Dragon's Den, here I come (with my absolutely massive calendar, weighing in at 153 pounds and stuffed to the brim with rancid chocolate).

im barry bethel

Quote from: Huxleys Babkins on December 04, 2018, 03:35:05 PM
Haribo update: Yesterday's door was a bit dull with a bag of the old Goldbears (or Goldbaren in German. How exotic!), but today threatened to turn the week on it's head: Gingerbread Men!

Spoiler Haribo Christmas trees and snowmen!


Quality Street can fuck off with it's shitty toffee penny though


Brian Freeze

We never had chocolate in our advent calendars and loved the old fashioned style ones.

New one each year I seem to remember, did hear of friends who had the same one from year to year. My mum gets narky now when I ask her not to buy chocolate ones for her grandchildren. If a glittery bell was good enough for us then it's good enough for them.

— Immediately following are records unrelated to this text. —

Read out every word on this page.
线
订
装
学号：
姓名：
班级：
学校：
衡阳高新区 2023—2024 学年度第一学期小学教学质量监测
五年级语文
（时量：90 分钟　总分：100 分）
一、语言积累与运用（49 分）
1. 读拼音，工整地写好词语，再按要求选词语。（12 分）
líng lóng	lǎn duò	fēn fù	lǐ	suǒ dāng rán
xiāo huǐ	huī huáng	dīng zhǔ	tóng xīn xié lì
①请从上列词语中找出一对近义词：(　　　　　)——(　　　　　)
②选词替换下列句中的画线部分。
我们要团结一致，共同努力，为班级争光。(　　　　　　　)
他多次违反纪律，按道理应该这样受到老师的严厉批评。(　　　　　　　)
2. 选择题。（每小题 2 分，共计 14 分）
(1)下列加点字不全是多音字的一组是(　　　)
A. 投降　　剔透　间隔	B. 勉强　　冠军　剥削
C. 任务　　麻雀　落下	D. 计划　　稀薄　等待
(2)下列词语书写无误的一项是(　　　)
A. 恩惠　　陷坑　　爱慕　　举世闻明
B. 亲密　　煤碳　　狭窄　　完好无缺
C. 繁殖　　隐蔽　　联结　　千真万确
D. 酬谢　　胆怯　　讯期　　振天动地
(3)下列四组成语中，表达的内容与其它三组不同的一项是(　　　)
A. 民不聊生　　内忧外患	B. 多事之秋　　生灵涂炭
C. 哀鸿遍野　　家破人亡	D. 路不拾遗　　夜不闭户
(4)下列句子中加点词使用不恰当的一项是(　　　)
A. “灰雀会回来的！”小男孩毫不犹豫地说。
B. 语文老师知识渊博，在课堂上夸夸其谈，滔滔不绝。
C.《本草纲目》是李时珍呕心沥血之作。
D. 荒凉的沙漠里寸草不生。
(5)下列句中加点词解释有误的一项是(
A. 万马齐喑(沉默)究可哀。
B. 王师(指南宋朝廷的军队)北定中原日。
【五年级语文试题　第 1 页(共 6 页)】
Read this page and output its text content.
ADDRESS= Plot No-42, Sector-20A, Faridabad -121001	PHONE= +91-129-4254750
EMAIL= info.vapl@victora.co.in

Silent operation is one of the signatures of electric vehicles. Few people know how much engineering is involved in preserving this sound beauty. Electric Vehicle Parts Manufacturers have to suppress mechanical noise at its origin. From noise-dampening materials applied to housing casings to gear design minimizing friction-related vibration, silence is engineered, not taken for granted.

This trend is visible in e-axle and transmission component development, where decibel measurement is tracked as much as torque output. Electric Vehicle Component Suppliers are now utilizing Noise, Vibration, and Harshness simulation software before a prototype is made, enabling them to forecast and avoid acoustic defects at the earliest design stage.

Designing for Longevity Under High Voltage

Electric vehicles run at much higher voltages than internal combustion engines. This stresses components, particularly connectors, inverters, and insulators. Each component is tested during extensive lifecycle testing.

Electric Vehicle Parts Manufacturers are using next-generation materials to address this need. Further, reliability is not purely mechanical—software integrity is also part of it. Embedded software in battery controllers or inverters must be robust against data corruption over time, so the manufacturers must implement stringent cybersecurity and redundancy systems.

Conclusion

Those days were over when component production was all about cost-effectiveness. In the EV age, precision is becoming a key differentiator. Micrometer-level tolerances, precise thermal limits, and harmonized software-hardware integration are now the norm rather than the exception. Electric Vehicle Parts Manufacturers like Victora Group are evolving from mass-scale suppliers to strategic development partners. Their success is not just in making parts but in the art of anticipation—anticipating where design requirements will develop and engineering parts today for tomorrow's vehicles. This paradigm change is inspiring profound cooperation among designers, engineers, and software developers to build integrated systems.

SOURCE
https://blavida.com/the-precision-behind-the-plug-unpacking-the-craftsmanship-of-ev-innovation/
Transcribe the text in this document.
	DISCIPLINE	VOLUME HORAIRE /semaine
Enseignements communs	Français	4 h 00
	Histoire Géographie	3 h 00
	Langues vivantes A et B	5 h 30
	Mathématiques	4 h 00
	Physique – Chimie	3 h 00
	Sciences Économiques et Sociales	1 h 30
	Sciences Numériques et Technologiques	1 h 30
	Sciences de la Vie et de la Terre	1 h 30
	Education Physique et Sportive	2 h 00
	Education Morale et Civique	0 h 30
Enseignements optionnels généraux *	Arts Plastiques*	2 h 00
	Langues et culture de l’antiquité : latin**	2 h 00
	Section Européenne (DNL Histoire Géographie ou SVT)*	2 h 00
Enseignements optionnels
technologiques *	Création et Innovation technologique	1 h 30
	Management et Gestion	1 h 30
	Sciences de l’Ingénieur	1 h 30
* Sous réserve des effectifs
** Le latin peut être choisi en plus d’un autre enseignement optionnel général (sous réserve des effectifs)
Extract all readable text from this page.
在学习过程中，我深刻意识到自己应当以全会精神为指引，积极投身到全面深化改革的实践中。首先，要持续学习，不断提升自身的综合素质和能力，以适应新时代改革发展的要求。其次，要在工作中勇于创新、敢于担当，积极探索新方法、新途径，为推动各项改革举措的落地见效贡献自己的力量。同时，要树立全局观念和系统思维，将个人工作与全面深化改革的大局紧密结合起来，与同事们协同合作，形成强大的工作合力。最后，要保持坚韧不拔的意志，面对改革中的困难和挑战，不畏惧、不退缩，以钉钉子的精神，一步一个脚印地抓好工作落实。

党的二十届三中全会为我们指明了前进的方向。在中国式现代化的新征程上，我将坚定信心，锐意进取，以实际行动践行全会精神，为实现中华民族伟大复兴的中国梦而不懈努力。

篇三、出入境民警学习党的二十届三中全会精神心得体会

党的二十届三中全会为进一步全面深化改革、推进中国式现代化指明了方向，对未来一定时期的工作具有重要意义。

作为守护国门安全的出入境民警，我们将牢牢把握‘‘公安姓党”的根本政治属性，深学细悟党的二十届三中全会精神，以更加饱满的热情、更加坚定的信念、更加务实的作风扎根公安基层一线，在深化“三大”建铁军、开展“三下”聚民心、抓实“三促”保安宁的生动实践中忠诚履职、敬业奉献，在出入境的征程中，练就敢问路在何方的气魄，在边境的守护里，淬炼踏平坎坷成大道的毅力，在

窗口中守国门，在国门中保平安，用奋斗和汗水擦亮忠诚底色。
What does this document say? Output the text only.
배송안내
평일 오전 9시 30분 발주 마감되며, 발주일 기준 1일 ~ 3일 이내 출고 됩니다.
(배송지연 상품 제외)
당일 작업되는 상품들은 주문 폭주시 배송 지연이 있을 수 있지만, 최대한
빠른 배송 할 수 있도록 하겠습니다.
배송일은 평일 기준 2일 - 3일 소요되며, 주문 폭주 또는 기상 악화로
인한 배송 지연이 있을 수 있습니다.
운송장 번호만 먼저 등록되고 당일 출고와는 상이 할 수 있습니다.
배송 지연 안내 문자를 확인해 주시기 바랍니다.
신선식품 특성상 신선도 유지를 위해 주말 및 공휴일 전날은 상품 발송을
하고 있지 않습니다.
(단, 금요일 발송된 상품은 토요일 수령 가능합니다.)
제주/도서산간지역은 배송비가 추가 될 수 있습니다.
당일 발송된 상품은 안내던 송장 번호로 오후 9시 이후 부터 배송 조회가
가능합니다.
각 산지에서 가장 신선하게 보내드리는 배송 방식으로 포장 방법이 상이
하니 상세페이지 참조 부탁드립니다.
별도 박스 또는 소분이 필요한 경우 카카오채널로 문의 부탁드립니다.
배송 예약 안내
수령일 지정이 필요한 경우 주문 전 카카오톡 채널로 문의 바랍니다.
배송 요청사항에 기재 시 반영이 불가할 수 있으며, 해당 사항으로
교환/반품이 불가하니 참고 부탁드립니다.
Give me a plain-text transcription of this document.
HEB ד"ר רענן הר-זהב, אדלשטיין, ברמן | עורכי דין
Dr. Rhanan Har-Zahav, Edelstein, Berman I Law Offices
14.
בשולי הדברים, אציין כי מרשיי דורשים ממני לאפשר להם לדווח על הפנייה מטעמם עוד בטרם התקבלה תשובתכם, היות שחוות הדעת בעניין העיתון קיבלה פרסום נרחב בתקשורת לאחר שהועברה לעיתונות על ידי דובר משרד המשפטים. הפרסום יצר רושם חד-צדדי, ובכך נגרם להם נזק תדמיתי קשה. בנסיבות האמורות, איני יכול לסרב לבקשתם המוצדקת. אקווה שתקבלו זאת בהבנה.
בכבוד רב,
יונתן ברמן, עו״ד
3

The one up at the moment is a knitted one with numbered pockets and moveable knitted gnomes which is great for helping them with their numbers. Going to get one with doors next year though.


Replies From View

How long have the chocolate advent calendars been around?  We never had them in my house until around 1989 or 1990, so my memory is that they just didn't exist.  It never crossed my mind that you could count towards Christmas with anything other than a series of crudely waterpainted Christmas card miniatures behind poorly perforated windows that kept tearing.  I thought that was literally the only option on all of the earth.